Пьем. Глоток за глотком вливается в нас счастье. Я вижу рядом милые рожи моих друзей. Жизнь без амброзии лишена смысла. Мы почти не едим, только самые крохи: никогда не хватает жетонов. Спим где придется.
Но разве это имеет значение? Зато мы — настоящие, гордые, бесшабашные, лихие сельфы. Когда-то давно, еще до пришельцев, кое-кто тоже пытался поднимать голос против амброзии. Трусливые хлюпики. Они устраивали козни, предавали народ, пытались отнять у него навсегда светлое диво. Твердили нудные фразы: «Деградация личности», «Национальное бедствие!». Только это никого не запугало. Родилась новая свободная раса яростных сельфов.
Но вот объявились пришельцы. Говорят, что это потомки сбежавших умников. Они вмешивались в наши внутренние дела, стали нас ограничивать и даже пробовали лишить нас жетонов. А амброзия как пилась, так и пьется. Пьют все. Те, кому думать не надо, пить начинают от скуки, те, кто привык задумываться, — от тоски. Потом пьют, чтобы жить, чтобы вырваться из одиночной камеры, в которую ненормальные трезвенники добровольно себя заточают, Пришельцы собирают нас на работу. Это называется «трудовое воспитание». Им нравится, когда мы все — в куче. Оно и верно. Пить в знакомой компании, среди своих, куда приятнее.
Нам надоел старый язык, на котором все время долдонят о трезвости. Настало время его забывать. Мы научились разговаривать по-другому. Сейчас, например, я отрываю напарнику, ухо, и он верещит, потому что без слов понимает мое намерение. Мне жаль напарника — он добрый малый. Но именно поэтому мне хочется оторвать ему ухо. Это было слишком длинное ухо; я оторвал его и на всякий случай положил на щеку.
Бабы не спускают с меня глаз. Они видят, как я силен, яростен и красив. Но мне двадцать пять лет, и бабье меня уже не волнует. Разве что найдется такая, которую захочется укусить. Вот я и двигаюсь среди них, бью их по рожам. Они отступают и любуются мною. Я очень строен. В моей походке — величие и элегантность. Они любят меня. Я люблю всех. Все мы счастливы и прекрасны. Но я — прекраснее всех!
Теперь пойдем просвежимся.

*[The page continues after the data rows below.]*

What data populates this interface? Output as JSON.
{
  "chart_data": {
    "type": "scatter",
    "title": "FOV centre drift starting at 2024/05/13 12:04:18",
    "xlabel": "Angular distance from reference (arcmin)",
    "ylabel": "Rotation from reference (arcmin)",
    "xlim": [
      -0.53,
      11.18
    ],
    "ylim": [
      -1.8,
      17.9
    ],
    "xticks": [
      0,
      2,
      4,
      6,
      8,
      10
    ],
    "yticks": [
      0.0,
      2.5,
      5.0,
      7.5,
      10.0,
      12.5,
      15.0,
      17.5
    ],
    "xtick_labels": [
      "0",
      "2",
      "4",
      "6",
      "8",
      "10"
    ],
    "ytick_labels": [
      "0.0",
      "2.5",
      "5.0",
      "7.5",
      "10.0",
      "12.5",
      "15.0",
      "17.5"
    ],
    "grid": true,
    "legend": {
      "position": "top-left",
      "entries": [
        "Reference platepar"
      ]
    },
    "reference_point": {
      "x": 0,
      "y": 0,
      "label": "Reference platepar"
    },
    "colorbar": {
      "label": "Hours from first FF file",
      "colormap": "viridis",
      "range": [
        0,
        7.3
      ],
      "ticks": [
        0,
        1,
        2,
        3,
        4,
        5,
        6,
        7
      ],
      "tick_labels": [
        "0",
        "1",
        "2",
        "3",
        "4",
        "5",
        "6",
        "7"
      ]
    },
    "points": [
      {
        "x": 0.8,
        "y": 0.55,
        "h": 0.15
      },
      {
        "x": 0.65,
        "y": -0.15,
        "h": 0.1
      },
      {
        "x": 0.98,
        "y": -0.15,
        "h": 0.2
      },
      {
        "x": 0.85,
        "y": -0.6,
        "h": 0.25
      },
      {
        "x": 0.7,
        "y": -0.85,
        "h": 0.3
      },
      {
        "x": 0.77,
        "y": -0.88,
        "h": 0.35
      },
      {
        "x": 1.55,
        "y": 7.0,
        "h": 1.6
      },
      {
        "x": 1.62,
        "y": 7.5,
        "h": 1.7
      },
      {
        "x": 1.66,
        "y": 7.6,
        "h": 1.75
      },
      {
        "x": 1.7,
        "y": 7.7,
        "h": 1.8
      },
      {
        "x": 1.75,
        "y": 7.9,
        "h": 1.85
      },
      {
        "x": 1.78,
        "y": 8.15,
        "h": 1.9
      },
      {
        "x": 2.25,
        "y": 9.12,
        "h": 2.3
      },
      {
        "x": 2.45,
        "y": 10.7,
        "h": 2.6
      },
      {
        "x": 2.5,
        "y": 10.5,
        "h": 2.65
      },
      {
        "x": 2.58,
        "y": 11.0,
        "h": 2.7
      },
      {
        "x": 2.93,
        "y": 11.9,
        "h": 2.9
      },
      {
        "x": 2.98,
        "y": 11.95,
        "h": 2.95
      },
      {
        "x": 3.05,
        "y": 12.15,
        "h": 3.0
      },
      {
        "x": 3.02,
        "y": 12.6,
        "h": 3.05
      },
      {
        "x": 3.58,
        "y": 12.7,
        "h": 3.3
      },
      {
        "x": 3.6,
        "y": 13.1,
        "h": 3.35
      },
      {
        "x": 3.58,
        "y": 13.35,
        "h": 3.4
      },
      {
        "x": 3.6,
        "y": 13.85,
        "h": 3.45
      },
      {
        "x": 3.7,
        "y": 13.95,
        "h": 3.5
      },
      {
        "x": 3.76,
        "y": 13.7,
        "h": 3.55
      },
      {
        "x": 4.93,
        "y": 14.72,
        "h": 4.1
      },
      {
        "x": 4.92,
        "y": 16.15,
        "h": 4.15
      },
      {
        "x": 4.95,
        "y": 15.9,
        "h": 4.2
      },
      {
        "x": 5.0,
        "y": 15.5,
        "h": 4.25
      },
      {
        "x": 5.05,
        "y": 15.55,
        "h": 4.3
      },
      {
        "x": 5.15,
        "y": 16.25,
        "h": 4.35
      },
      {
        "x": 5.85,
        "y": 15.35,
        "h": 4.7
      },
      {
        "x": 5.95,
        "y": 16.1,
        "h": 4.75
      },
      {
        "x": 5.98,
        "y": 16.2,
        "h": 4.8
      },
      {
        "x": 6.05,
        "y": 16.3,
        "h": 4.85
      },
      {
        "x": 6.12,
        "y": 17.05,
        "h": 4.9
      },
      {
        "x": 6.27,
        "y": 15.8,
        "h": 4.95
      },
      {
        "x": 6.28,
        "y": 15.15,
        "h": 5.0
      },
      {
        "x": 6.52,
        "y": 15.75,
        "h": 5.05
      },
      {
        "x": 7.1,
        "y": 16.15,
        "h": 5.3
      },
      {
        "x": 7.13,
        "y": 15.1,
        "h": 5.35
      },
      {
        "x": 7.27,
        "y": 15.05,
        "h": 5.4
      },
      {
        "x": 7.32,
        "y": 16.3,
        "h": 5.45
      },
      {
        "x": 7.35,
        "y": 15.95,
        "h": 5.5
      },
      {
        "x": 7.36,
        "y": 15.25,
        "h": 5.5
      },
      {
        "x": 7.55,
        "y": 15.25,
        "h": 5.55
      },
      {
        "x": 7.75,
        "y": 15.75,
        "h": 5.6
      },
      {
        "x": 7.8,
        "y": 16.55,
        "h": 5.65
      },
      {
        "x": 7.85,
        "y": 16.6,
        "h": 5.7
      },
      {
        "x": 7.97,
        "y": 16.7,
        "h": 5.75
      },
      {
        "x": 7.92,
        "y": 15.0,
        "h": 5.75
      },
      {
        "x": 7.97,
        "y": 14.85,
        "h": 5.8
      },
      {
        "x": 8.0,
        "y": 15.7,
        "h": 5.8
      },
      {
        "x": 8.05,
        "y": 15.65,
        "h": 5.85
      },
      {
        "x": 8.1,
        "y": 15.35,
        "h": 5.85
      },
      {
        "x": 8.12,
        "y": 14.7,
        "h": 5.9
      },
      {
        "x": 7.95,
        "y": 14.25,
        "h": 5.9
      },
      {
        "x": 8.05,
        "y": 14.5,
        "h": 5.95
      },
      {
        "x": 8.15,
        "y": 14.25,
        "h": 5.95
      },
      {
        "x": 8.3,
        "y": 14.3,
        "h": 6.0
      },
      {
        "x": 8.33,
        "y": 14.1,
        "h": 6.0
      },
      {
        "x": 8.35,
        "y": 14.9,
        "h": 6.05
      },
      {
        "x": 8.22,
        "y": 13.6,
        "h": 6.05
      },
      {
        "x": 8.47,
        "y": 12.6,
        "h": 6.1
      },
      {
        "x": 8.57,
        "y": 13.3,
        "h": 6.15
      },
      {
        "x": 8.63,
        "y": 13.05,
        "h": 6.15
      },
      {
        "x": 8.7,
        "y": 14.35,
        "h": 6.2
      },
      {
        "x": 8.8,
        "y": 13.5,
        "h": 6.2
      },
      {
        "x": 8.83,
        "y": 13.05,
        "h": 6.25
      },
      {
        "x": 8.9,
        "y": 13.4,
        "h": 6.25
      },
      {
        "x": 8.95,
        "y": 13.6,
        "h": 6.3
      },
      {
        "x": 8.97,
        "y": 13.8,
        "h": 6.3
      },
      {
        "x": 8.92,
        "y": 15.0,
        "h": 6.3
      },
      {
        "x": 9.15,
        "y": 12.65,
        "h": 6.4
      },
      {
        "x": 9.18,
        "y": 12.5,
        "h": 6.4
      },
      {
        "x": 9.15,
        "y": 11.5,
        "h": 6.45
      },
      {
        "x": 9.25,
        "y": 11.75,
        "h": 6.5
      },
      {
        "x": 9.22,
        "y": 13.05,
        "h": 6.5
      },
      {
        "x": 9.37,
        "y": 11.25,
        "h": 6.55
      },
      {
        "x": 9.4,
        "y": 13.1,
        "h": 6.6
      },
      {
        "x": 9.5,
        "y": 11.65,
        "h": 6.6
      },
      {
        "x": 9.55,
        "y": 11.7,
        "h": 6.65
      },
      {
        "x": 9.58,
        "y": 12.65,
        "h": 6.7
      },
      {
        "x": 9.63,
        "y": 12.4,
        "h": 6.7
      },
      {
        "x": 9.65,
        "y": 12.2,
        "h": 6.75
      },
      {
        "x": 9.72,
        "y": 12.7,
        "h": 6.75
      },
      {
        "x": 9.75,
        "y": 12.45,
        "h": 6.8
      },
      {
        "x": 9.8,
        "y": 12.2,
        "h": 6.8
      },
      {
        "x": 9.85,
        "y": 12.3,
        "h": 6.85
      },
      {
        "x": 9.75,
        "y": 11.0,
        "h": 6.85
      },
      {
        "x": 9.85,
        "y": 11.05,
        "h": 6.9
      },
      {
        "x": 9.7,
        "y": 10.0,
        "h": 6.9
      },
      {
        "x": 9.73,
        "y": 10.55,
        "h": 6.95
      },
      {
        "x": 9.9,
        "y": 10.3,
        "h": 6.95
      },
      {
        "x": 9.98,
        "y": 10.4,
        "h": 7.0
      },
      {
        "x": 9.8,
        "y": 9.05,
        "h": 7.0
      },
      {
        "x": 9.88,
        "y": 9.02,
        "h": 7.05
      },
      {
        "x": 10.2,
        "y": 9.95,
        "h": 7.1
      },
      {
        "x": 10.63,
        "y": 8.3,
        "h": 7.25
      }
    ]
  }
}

Я люблю свежий воздух, заходящее солнце и серебристую пыль: здесь я становлюсь неотразим. Я не иду — лечу! Должно быть, со стороны это выглядит бесподобно! Сельфы во все времена славились своим изяществом. Какие мы все-таки милые и добрые люди.
Как хорошо! Чем бы еще скрасить вечер? Может быть, свернуть кому-нибудь шею?
А вот место- где разгружаются пришельцы. Уже вечер, но у них на площадке светло, как днем. Не пойму, чего им надо. Твердят, что хотят нам помочь. Зачем нам их помощь, если амброзию делают автоматы, придуманные далекими предками?
На этом месте всегда полно ротозеев. Сидят и ждут чего-нибудь интересненького. Ждут и поют песни. Я тоже люблю попеть, и, конечно, пою громче и лучше всех.
Но что я вижу?! Неужели бывают такие бабы?! Это пришелица! Прямая, хрупкая, тоненькая, как ветка с куста. Гладенькая, пушистая — прямо игрушечка!